Feeling Good: On and Off
Maciej Pieprzyca’s Life Feels Good (Chce się żyć, 2013)

Maciej Pieprzyca’s Life Feels Good is Poland’s first venture into the disability genre. Based on true events, the movie tells the first-person perspective story of a boy suffering from cerebral palsy. Growing up during Poland’s transition in the late 80s and 90s, Mateusz’s (Dawid Ogrodnik) access to a supportive health-care system is pretty much nil. Early on, a health professional tells his mother (Dorota Kolak) that there is no chance for him to develop any complex cognitive capacities (language acquisition, logical reasoning, and so on) and that she is basically dealing with a vegetable.

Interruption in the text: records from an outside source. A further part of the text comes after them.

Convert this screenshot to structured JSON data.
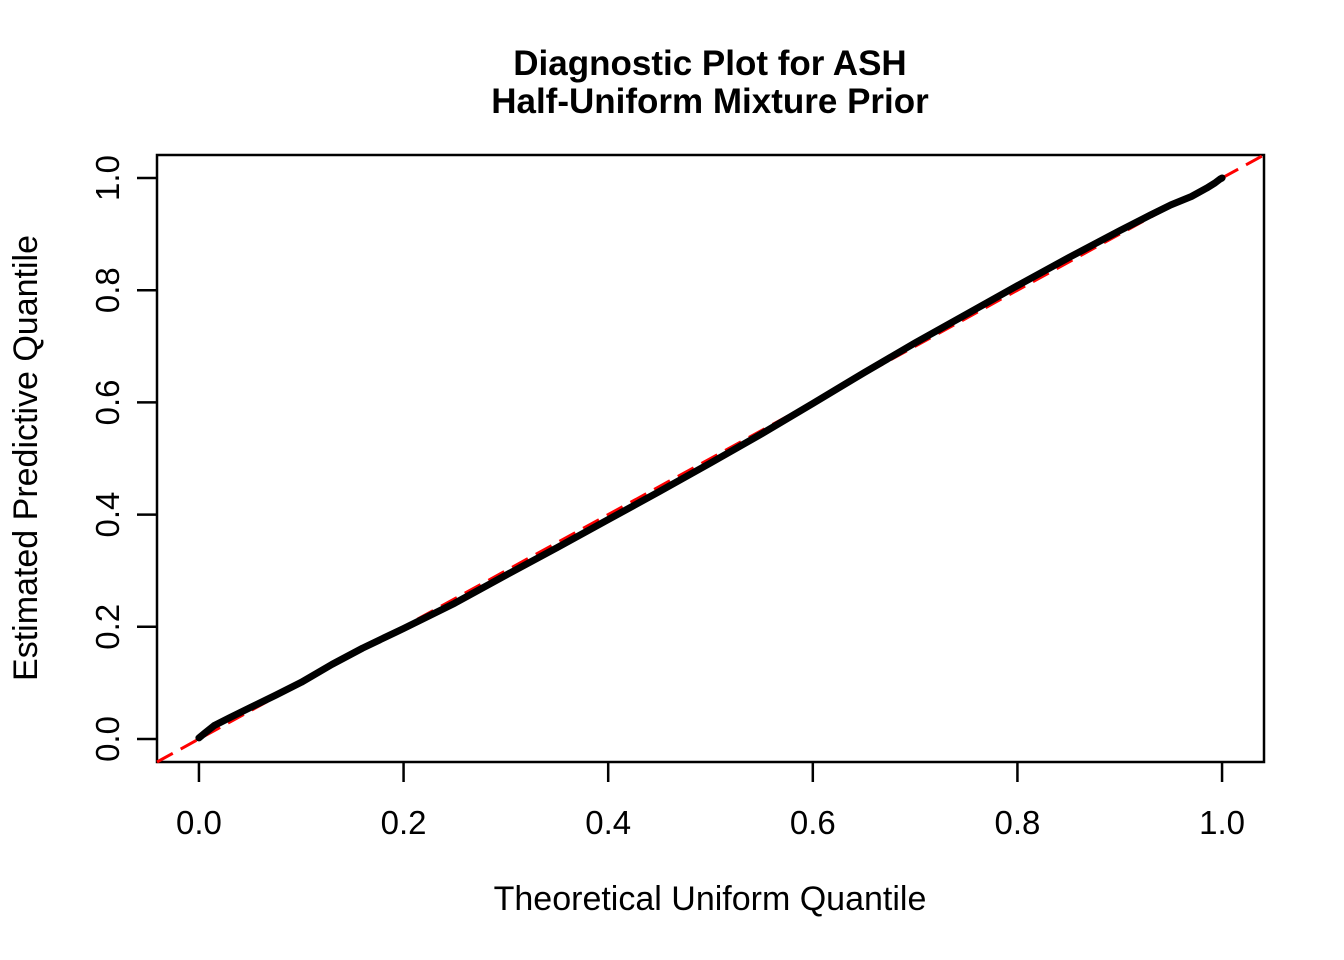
{
  "chart_data": {
    "type": "scatter",
    "title": "Diagnostic Plot for ASH Half-Uniform Mixture Prior",
    "title_lines": [
      "Diagnostic Plot for ASH",
      "Half-Uniform Mixture Prior"
    ],
    "xlabel": "Theoretical Uniform Quantile",
    "ylabel": "Estimated Predictive Quantile",
    "xlim": [
      -0.041,
      1.041
    ],
    "ylim": [
      -0.041,
      1.041
    ],
    "grid": false,
    "legend_position": "none",
    "x_ticks": {
      "values": [
        0.0,
        0.2,
        0.4,
        0.6,
        0.8,
        1.0
      ],
      "labels": [
        "0.0",
        "0.2",
        "0.4",
        "0.6",
        "0.8",
        "1.0"
      ]
    },
    "y_ticks": {
      "values": [
        0.0,
        0.2,
        0.4,
        0.6,
        0.8,
        1.0
      ],
      "labels": [
        "0.0",
        "0.2",
        "0.4",
        "0.6",
        "0.8",
        "1.0"
      ]
    },
    "series": [
      {
        "name": "estimated-predictive-quantiles",
        "color": "#000000",
        "marker": "point",
        "x": [
          0.0,
          0.006,
          0.015,
          0.03,
          0.05,
          0.075,
          0.1,
          0.13,
          0.16,
          0.2,
          0.25,
          0.3,
          0.35,
          0.4,
          0.45,
          0.5,
          0.55,
          0.6,
          0.65,
          0.7,
          0.75,
          0.8,
          0.85,
          0.9,
          0.93,
          0.95,
          0.97,
          0.985,
          0.993,
          0.998,
          1.0
        ],
        "y": [
          0.002,
          0.011,
          0.024,
          0.038,
          0.056,
          0.078,
          0.101,
          0.133,
          0.162,
          0.197,
          0.242,
          0.292,
          0.341,
          0.391,
          0.441,
          0.492,
          0.544,
          0.598,
          0.653,
          0.706,
          0.757,
          0.808,
          0.858,
          0.906,
          0.934,
          0.952,
          0.967,
          0.982,
          0.991,
          0.998,
          1.0
        ]
      }
    ],
    "reference_line": {
      "name": "identity-line",
      "intercept": 0,
      "slope": 1,
      "color": "#FF0000",
      "style": "dashed"
    }
  }
}
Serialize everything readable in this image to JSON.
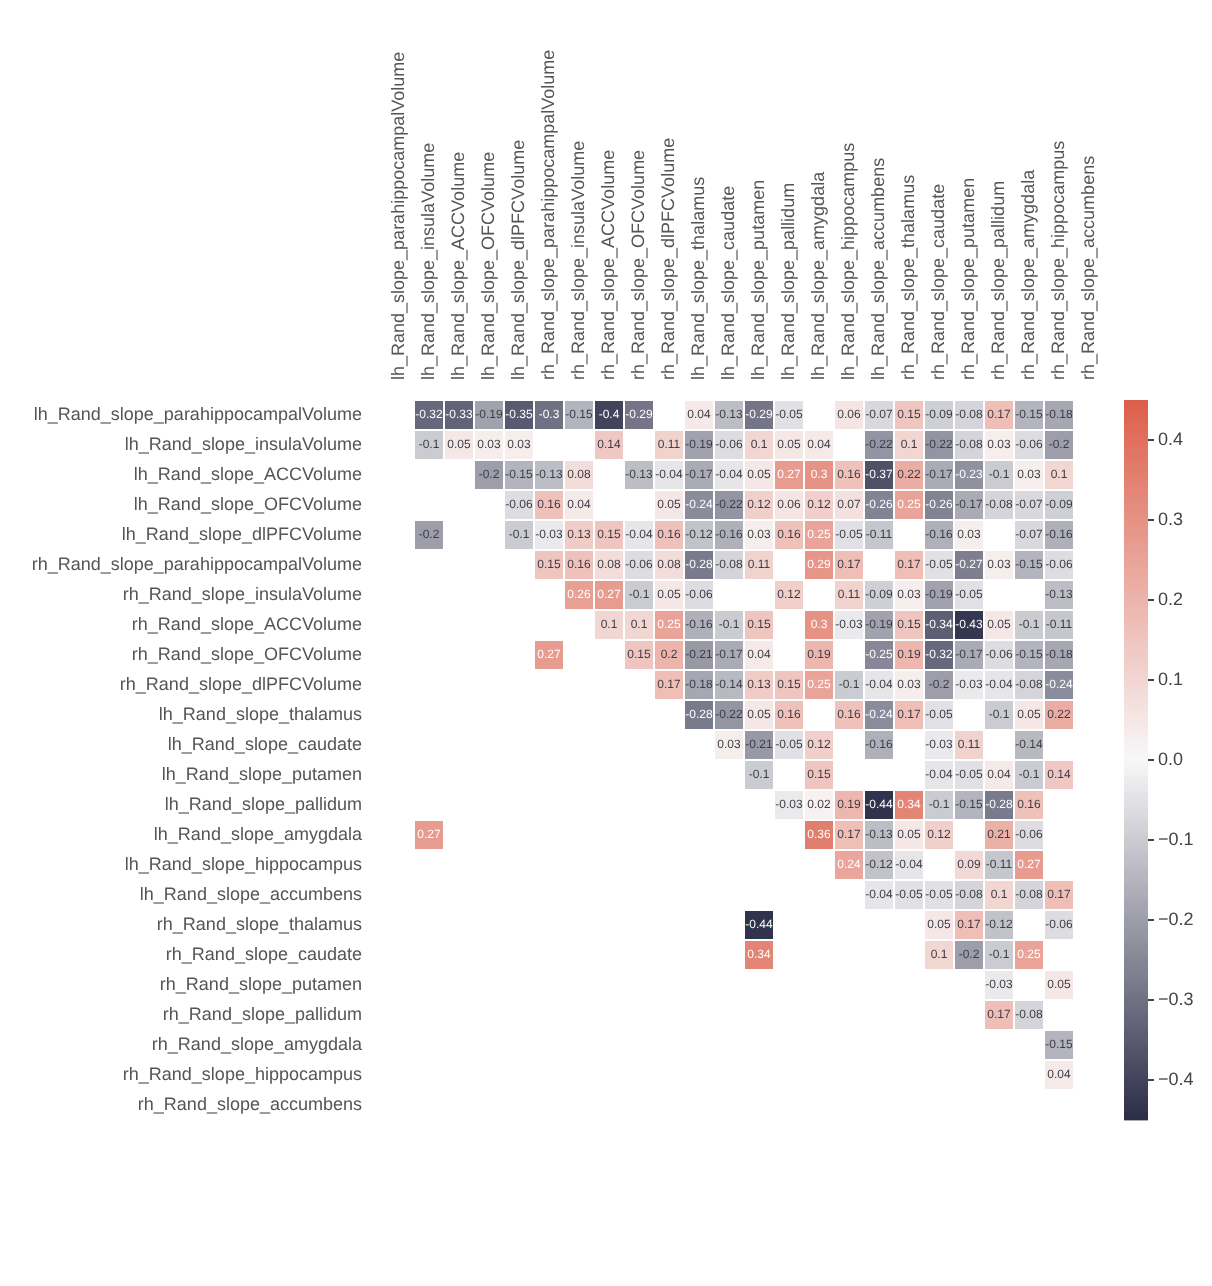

The caring mother, not easily satisfied with such a hopeless diagnosis, has a different opinion. “He understands me”, she insists, convinced that the emotional relationship with her son is a proof of his intelligence. She consults other doctors but all of them share the same opinion. In one scene, some kind of voodoo medic even comes to the conclusion that Mateusz’s case is impossible. The faith healer refuses the mother’s payment, instead continuing to murmur remedial spells over the boy’s body. But this scene may reveal more about the credibility of the official medics, since both come to the same conclusions.

For the next 15 years or so, until Mateusz turns 26, the question of whether he understands remains a mystery for his family whose relentless love and care nevertheless seems to indicate that they never had a doubt. Since Mateusz narrates his own story in voice-overs, the audience knows from the start that he can understand and eventually communicate. This is kind of confusing because it is obvious that Mateusz later communicates via blissymbols, which use images to enable people to communicate without speech.

Overall, Maciej Pieprzyca’s film may be a little too straightforward to count as an uplifter, and a little too heartening to be considered sociorealist militancy. Every time the story drifts into buoyant sentimentalism about the fact that being disabled does not mean that life can’t be fun, the film invents a more dreadful scene whose only purpose seems to serve the proof that life is, all things considered, not all-good.

For instance, Mateusz is obsessed with breasts. Tits keep him going. He invents a scale of one to ten in which he evaluates different female torsos which he has the opportunity to peak at rather often because his different-sex counterparts are forced to lean over when they want to interact with him. This complex rating system is not only funny and shows his familiarity with cognitive systemizing, but also brings quite a lot of joy to the sex-deprived Mateusz, especially when a beautiful blonde nurse (Katarzyna Zawadzka) allows him to squeeze her jugs. But then, the nurse turns out not to be that friendly a couple of minutes later, when she uses her relationship with Mateusz for her own neurotic needs. She brings him to her father’s formal birthday dinner for the sole purpose of annoying him and his bourgeois company.

This recipe of switching narrative moods seems to be particularly popular in contemporary Polish cinema. One director who uses this technique consistently is Małgorzata Szumowska. When it works, it complexifies standard dramaturgy and helps to avoid clichés. The idea is to make a story more accurate, genuine, and true by including elements which stop the mood from becoming prejudiced. Bad comedies are bad because they are one-sided. They give the spectator the feeling that life is not that awesome, hilarious or great. Good comedies are often also rather sad. But this technique of switching narrative moods can quickly become over-conceptual when the different side narratives turn out to be less part of the plot than kind of additive meta-commentaries. The above-mentioned scene with the nurse’s father doesn’t seem to have any other purpose than to lecture the audience that it shouldn’t be too happy for Mateusz to have just touched the nurse’s breasts. Paradoxically, such additive commentary makes this film rather fake. Is the happy-sad dichotomy not already present enough in Mateusz’s life as it is?